If the Sprint-Nextel deal closes, the combined headquarters would likely move to Nextel's home office in Reston, Va. But the majority of the company's combined 77,000 employees would be based at Sprint's sprawling corporate campus in Kansas City.
It's not clear at this point if any jobs would be cut if the merger occurs, but losses wouldn't come as a surprise. Cingular recently announced it plans to cut nearly 10 percent of its work force over the next 12 to 18 months.
Indian summer
While economists keep a watchful eye on key reports about the U.S. economy in the coming weeks, the news from overseas shows signs of continued growth in countries such as Germany, China, and India.
In Berlin, the government of Germany, Europe's largest economy, predicts growth of 1.8 percent this year and 1.7 percent next year. In Beijing, China's leaders pledged to hold down spending, marking a firm turn away from the government's former policy of heavy spending on highway building and other public projects. The Chinese economy is forecast to grow by a blistering 9 percent this year-far above the official target of 7 percent.
And in New Delhi, Indian government officials are predicting continued annual growth of 7 percent over the decade and are hoping to continue to attract foreign investment. So far this year, foreign funds have poured a record $7 billion into Indian stocks and bonds. That helped the Indian stock market hit an all-time high earlier this month. India's central bank expects growth of between 6 percent and 6.5 percent this year, down from a 15-year high of 8.2 percent in 2003.
Balance sheet
•Colgate-Palmolive Co., which makes consumer products including Ajax detergent and Irish Spring soap, plans to cut its work force by about 4,400 jobs as part of a restructuring plan aimed at boosting its sales and profits around the world.
•Ford Motor Co. is recalling about 474,000 Ford Escape sport utility vehicles worldwide because of an accelerator problem that can cause the engine to race.

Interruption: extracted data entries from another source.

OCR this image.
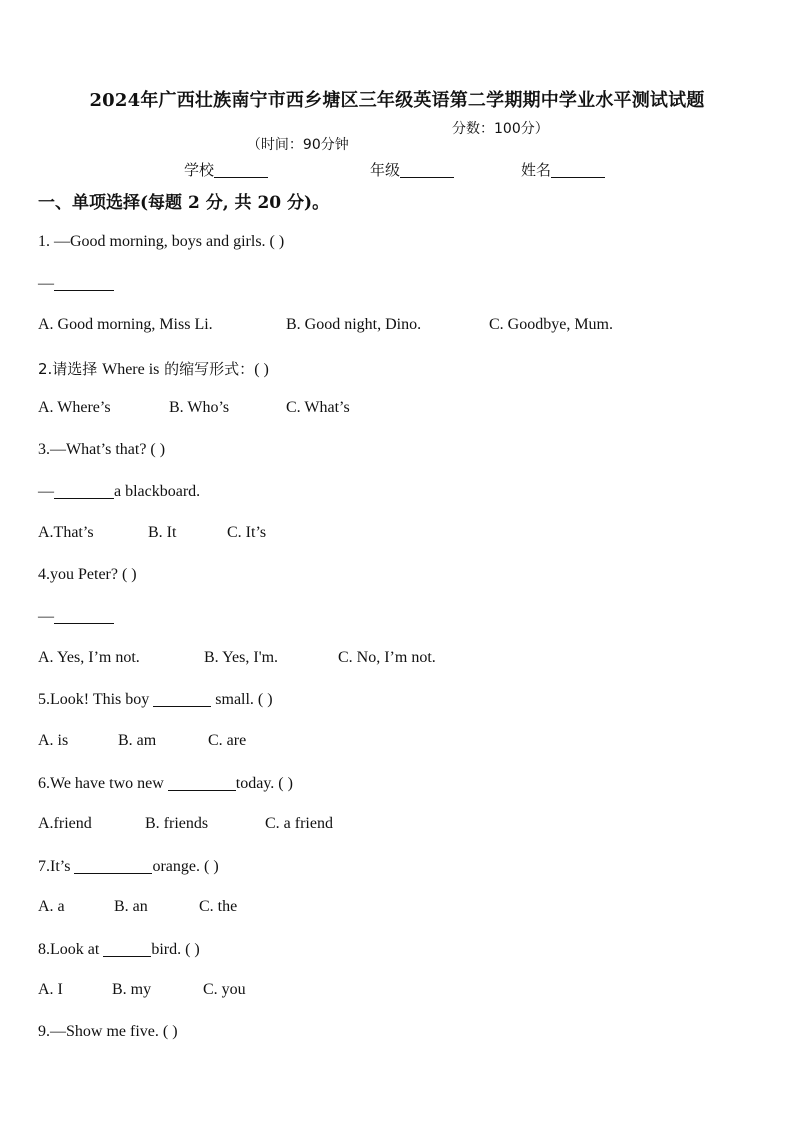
2024年广西壮族南宁市西乡塘区三年级英语第二学期期中学业水平测试试题

（时间：90分钟

分数：100分）

学校	年级	姓名
一、单项选择(每题 2 分, 共 20 分)。
1. —Good morning, boys and girls. ( )
—
A. Good morning, Miss Li.	B. Good night, Dino.	C. Goodbye, Mum.
2.请选择 Where is 的缩写形式：( )
A. Where’s	B. Who’s	C. What’s
3.—What’s that? ( )
—	a blackboard.
A.That’s	B. It	C. It’s
4.you Peter? ( )
—
A. Yes, I’m not.	B. Yes, I'm.	C. No, I’m not.
5.Look! This boy	small. ( )
A. is	B. am	C. are
6.We have two new	today. ( )
A.friend	B. friends	C. a friend
7.It’s	orange. ( )
A. a	B. an	C. the
8.Look at	bird. ( )
A. I	B. my	C. you
9.—Show me five. ( )
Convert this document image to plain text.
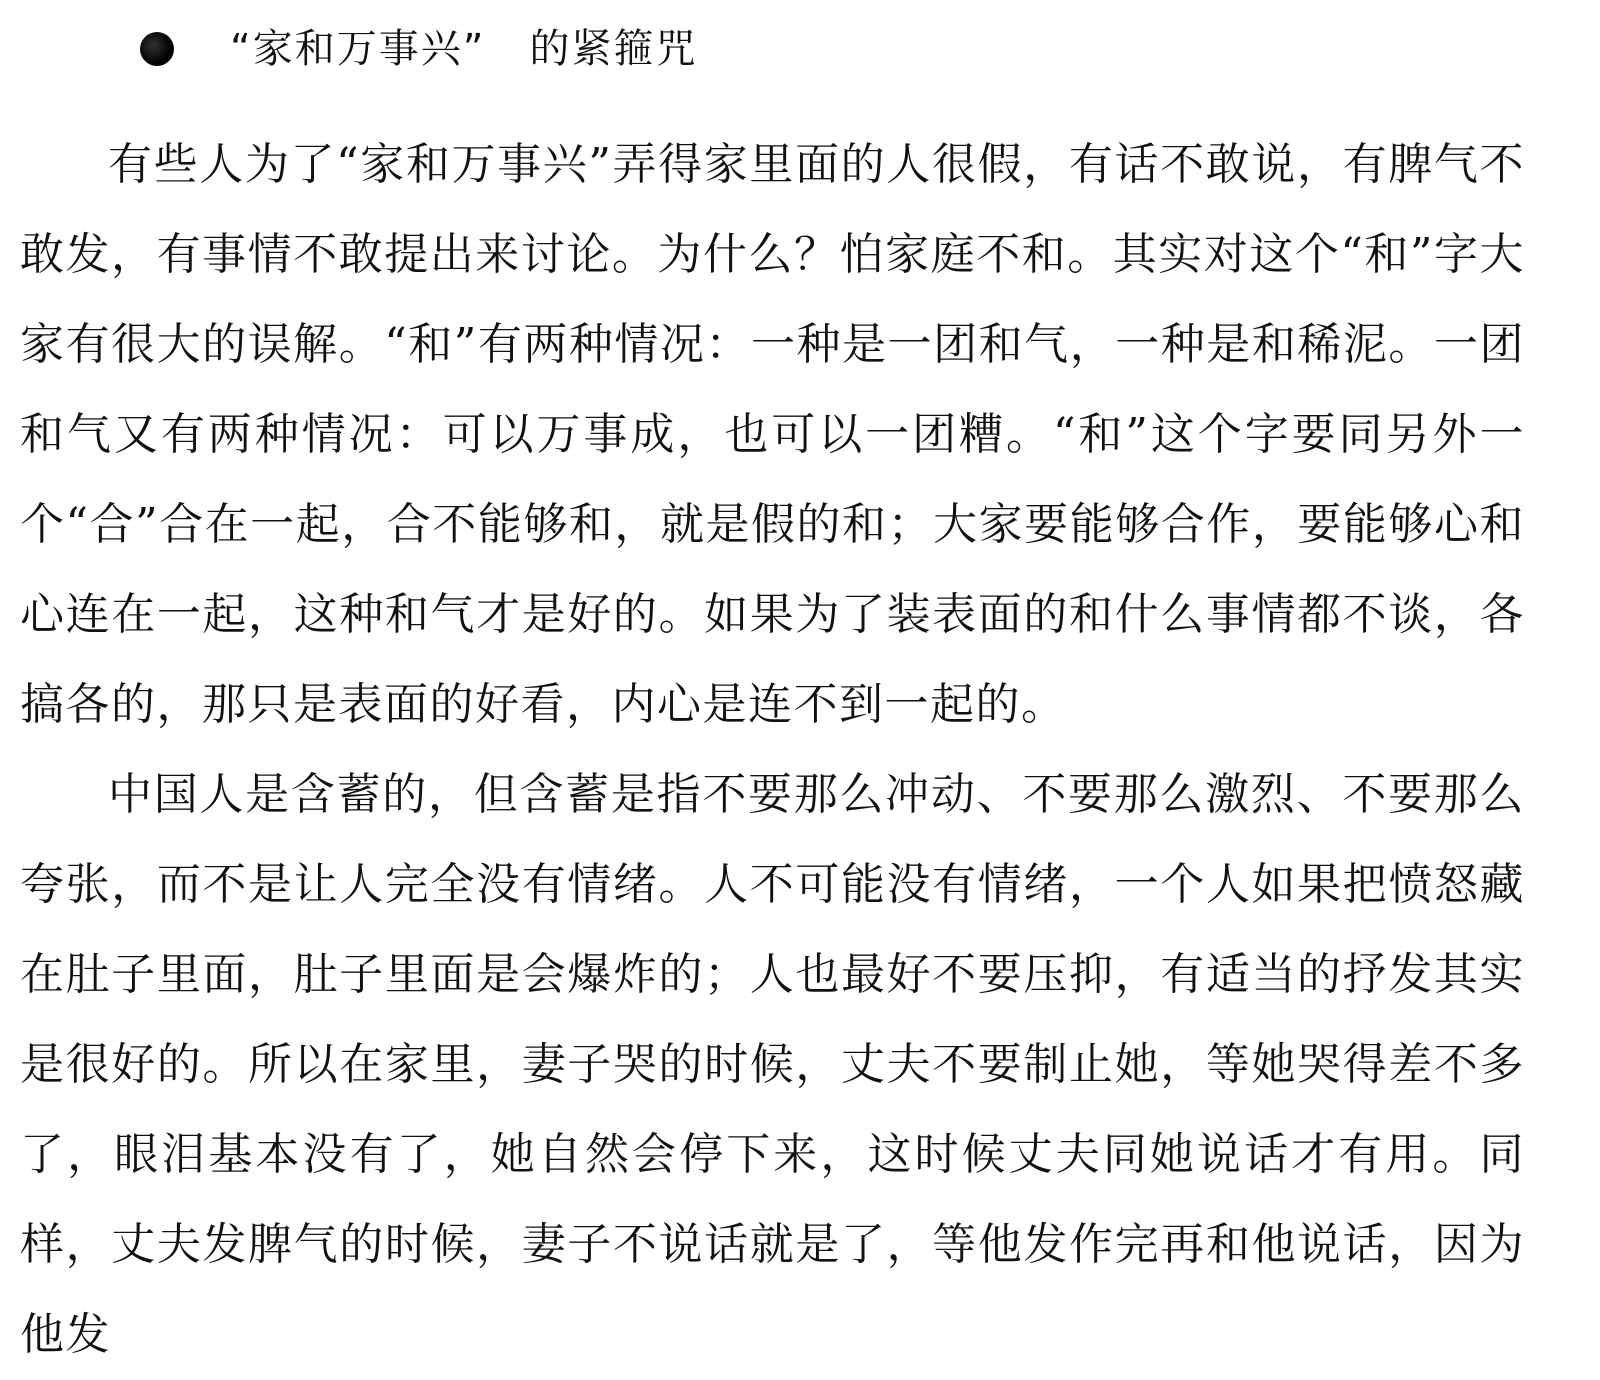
“家和万事兴” 的紧箍咒

有些人为了“家和万事兴”弄得家里面的人很假，有话不敢说，有脾气不敢发，有事情不敢提出来讨论。为什么？怕家庭不和。其实对这个“和”字大家有很大的误解。“和”有两种情况：一种是一团和气，一种是和稀泥。一团和气又有两种情况：可以万事成，也可以一团糟。“和”这个字要同另外一个“合”合在一起，合不能够和，就是假的和；大家要能够合作，要能够心和心连在一起，这种和气才是好的。如果为了装表面的和什么事情都不谈，各搞各的，那只是表面的好看，内心是连不到一起的。

中国人是含蓄的，但含蓄是指不要那么冲动、不要那么激烈、不要那么夸张，而不是让人完全没有情绪。人不可能没有情绪，一个人如果把愤怒藏在肚子里面，肚子里面是会爆炸的；人也最好不要压抑，有适当的抒发其实是很好的。所以在家里，妻子哭的时候，丈夫不要制止她，等她哭得差不多了，眼泪基本没有了，她自然会停下来，这时候丈夫同她说话才有用。同样，丈夫发脾气的时候，妻子不说话就是了，等他发作完再和他说话，因为他发
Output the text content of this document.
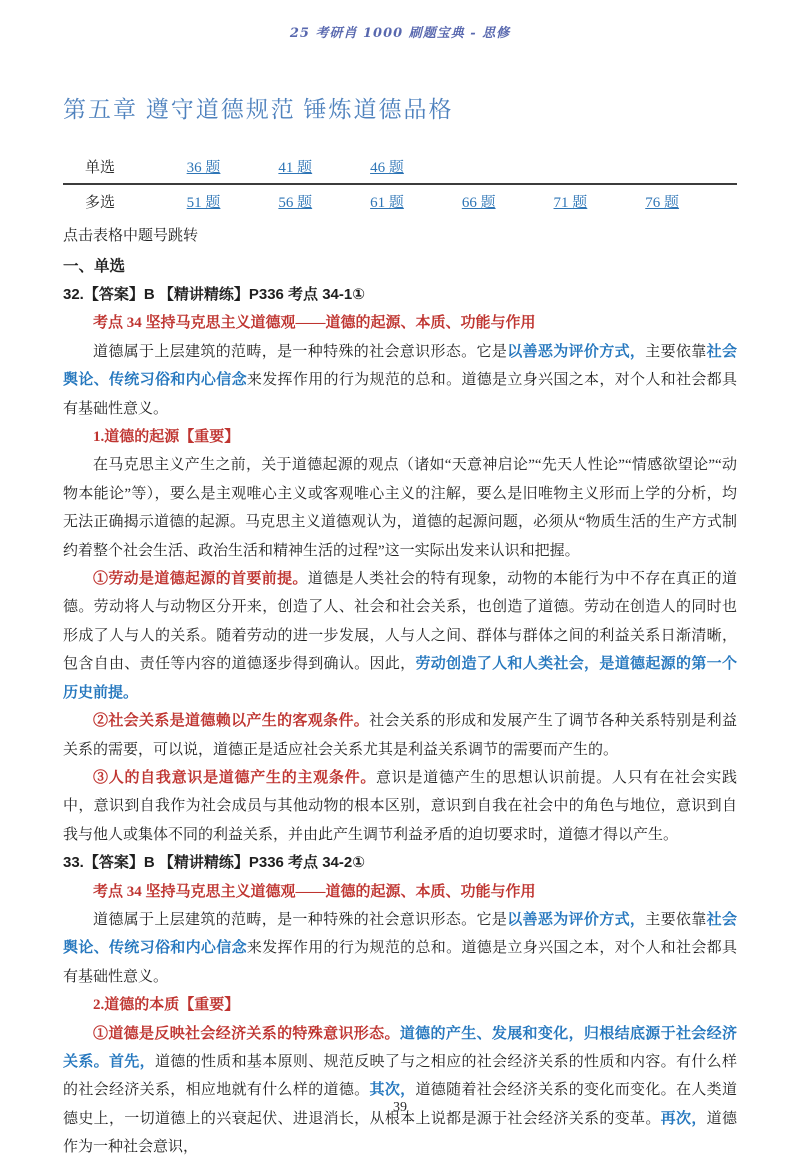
25 考研肖 1000 刷题宝典 - 思修
第五章 遵守道德规范 锤炼道德品格
单选	36 题	41 题	46 题			
多选	51 题	56 题	61 题	66 题	71 题	76 题
点击表格中题号跳转
一、单选
32.【答案】B 【精讲精练】P336 考点 34-1①
考点 34 坚持马克思主义道德观——道德的起源、本质、功能与作用
道德属于上层建筑的范畴，是一种特殊的社会意识形态。它是以善恶为评价方式，主要依靠社会舆论、传统习俗和内心信念来发挥作用的行为规范的总和。道德是立身兴国之本，对个人和社会都具有基础性意义。
1.道德的起源【重要】
在马克思主义产生之前，关于道德起源的观点（诸如“天意神启论”“先天人性论”“情感欲望论”“动物本能论”等），要么是主观唯心主义或客观唯心主义的注解，要么是旧唯物主义形而上学的分析，均无法正确揭示道德的起源。马克思主义道德观认为，道德的起源问题，必须从“物质生活的生产方式制约着整个社会生活、政治生活和精神生活的过程”这一实际出发来认识和把握。
①劳动是道德起源的首要前提。道德是人类社会的特有现象，动物的本能行为中不存在真正的道德。劳动将人与动物区分开来，创造了人、社会和社会关系，也创造了道德。劳动在创造人的同时也形成了人与人的关系。随着劳动的进一步发展，人与人之间、群体与群体之间的利益关系日渐清晰，包含自由、责任等内容的道德逐步得到确认。因此，劳动创造了人和人类社会，是道德起源的第一个历史前提。
②社会关系是道德赖以产生的客观条件。社会关系的形成和发展产生了调节各种关系特别是利益关系的需要，可以说，道德正是适应社会关系尤其是利益关系调节的需要而产生的。
③人的自我意识是道德产生的主观条件。意识是道德产生的思想认识前提。人只有在社会实践中，意识到自我作为社会成员与其他动物的根本区别，意识到自我在社会中的角色与地位，意识到自我与他人或集体不同的利益关系，并由此产生调节利益矛盾的迫切要求时，道德才得以产生。
33.【答案】B 【精讲精练】P336 考点 34-2①
考点 34 坚持马克思主义道德观——道德的起源、本质、功能与作用
道德属于上层建筑的范畴，是一种特殊的社会意识形态。它是以善恶为评价方式，主要依靠社会舆论、传统习俗和内心信念来发挥作用的行为规范的总和。道德是立身兴国之本，对个人和社会都具有基础性意义。
2.道德的本质【重要】
①道德是反映社会经济关系的特殊意识形态。道德的产生、发展和变化，归根结底源于社会经济关系。首先，道德的性质和基本原则、规范反映了与之相应的社会经济关系的性质和内容。有什么样的社会经济关系，相应地就有什么样的道德。其次，道德随着社会经济关系的变化而变化。在人类道德史上，一切道德上的兴衰起伏、进退消长，从根本上说都是源于社会经济关系的变革。再次，道德作为一种社会意识，
39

Meanwhile, Daimler-Chrysler is recalling 600,000 Durango SUVs and Dakota pickups because of vehicle suspension concerns.
•Honeywell International Inc. is interested in buying British industrial holding company Novar PLC for $1.5 billion. According to The Wall Street Journal, Honeywell is interested in Novar's building-security and fire-alarm business.
•Guidant Corp.'s top executives could earn more than $560 million if Johnson & Johnson succeeds in its reported bid to acquire the Indianapolis-based medical device maker. Spun off by Eli Lilly and Co. in 1994, Guidant capitalized on breakthroughs in heart stents and pacemaker-defibrillator technology to gross $3.7 billion in sales last year.